Radar signals modulation recognition based on bispectrum feature processing
Author(s) -
Xinping Mi,
Xihong Chen,
Qiang Liu,
Denghua Hu
Publication year - 2021
Publication title -
journal of physics. conference series
Language(s) - English
Resource type - Journals
SCImago Journal Rank - 0.21
H-Index - 85
eISSN - 1742-6596
pISSN - 1742-6588
DOI - 10.1088/1742-6596/1971/1/012099
Subject(s) - bispectrum , pattern recognition (psychology) , artificial intelligence , computer science , radar , feature extraction , gaussian noise , speech recognition , noise (video) , spectral density , telecommunications , image (mathematics)

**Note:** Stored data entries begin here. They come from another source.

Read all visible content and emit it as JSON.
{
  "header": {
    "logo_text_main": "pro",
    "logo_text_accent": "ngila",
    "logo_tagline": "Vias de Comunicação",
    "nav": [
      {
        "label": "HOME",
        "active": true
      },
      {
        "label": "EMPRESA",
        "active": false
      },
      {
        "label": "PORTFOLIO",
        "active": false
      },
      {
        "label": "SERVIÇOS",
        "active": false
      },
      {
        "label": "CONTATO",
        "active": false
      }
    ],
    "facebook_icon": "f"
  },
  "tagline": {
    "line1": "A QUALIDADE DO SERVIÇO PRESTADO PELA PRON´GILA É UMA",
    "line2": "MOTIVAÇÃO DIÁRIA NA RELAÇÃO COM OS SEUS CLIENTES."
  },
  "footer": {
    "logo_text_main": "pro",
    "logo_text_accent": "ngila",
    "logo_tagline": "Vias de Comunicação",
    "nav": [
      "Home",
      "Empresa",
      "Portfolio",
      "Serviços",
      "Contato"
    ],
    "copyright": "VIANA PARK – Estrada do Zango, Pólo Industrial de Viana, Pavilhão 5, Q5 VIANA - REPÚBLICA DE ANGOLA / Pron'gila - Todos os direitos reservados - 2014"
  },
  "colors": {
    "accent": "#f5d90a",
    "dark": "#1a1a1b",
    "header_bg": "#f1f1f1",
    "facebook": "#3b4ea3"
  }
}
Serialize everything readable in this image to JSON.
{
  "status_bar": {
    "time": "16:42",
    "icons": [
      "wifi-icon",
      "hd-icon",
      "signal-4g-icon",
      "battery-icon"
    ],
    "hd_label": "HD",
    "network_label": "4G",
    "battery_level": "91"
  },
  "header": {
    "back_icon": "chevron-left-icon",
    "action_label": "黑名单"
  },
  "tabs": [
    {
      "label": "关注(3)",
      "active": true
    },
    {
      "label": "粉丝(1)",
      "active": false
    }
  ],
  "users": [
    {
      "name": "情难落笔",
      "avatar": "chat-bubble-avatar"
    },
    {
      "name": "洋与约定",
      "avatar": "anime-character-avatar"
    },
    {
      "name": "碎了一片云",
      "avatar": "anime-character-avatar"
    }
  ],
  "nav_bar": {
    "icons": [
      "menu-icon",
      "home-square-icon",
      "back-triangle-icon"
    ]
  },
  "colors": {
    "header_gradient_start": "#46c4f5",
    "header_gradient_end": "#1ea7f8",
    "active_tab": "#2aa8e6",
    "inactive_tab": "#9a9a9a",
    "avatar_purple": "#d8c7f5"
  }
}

Modulation recognition of radar signals is an important part of modern electronic intelligence reconnaissance and electronic support systems. In this paper, to solve the problem of low recognition accuracy and low noise resistance of radar signals under low signal-to-noise ratio(SNR), a recognition method based on variational mode decomposition(VMD) and bispectrum feature extraction is proposed. Based on the feature that bispectrum can suppress Gaussian noise, the feasibility of signals modulation recognition under low SNR is analyzed and the noise item is introduced. Due to the interference of noise item, the noise suppression effect of bispectrum is worse under 0dB. An improved VMD algorithm based on artificial bee colony(ABC) algorithm optimization and envelope entropy evaluation is proposed to preprocess the signal to improve the SNR. Finally, we designed a convolution neural network(CNN) classifier to recognize signals of different modulation types. The simulation results show that this method has better noise resistance than traditional methods, and can effectively identify different types of signals under low SNR.